Muss ich meinen Arbeitgeber informieren?
Sowohl im Fall einer Pflegefreistellung als auch eines Dienstverhinderungsgrundes muss ich meinen Arbeitgeber so schnell wie möglich informieren. „Ich sollte als unbedingt mit meinem Arbeitgeber sprechen und auch bekannt geben, wie lange ich voraussichtlich fernbleiben muss“, betont Zisler. „Mein Chef kann auch eine Bestätigung, zum Beispiel eines Arztes verlangen.
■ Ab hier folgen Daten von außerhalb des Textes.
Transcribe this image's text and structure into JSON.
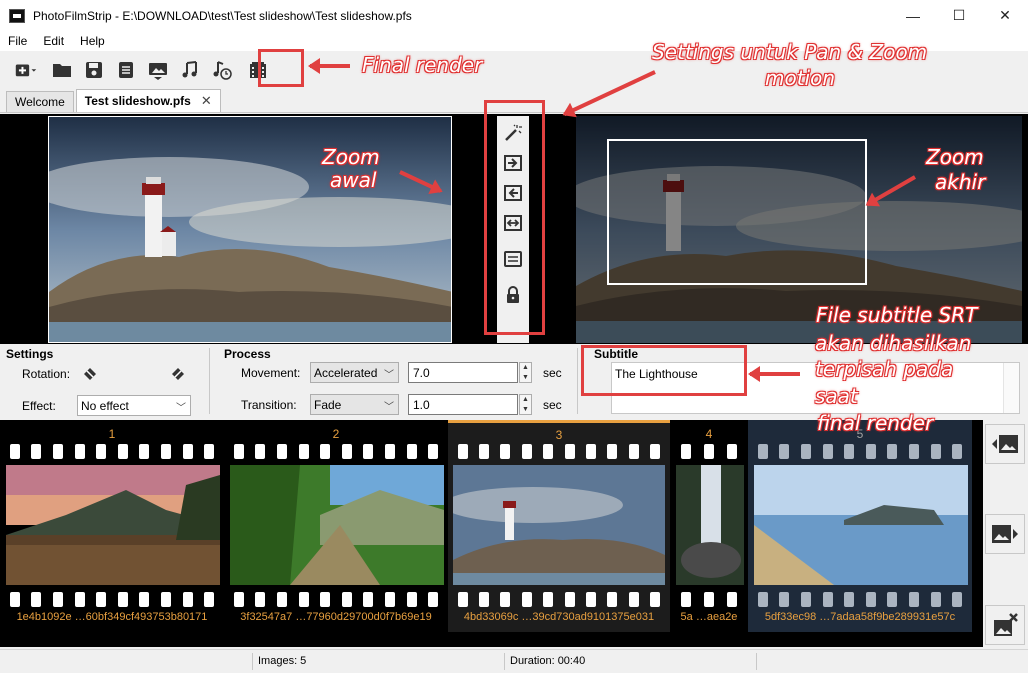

Wenn mir dadurch Kosten entstehen, muss sie der Arbeitgeber jedoch ersetzen!“, so Zisler.
Darf ich gekündigt werden, weil ich eine Pflegefreistellung in Anspruch nehme?
Sollte eine Beschäftigte wegen der beabsichtigten oder tatsächlich in Anspruch genommenen Pflegefreistellung gekündigt werden, kann die Kündigung bei Gericht bekämpft werden, erklärt Rechtsexpertin Zisler. Auch eine diskriminierende Auflösung in der Probezeit oder die Nichtverlängerung eines befristeten Arbeitsverhältnisses kann aus diesem Grund bekämpft werden.
„Lässt man die Kündigung gegen sich gelten, kann alternativ Schadenersatz verlangt werden“, fügt Zisler hinzu. Aber Achtung: Die Fristen für die Anfechtung sind sehr kurz. „Wende dich daher sofort an die Gewerkschaft, wenn du die Kündigung bekämpfen willst und in deinem Betrieb weiterarbeiten möchtest!“, rät Zisler abschließend.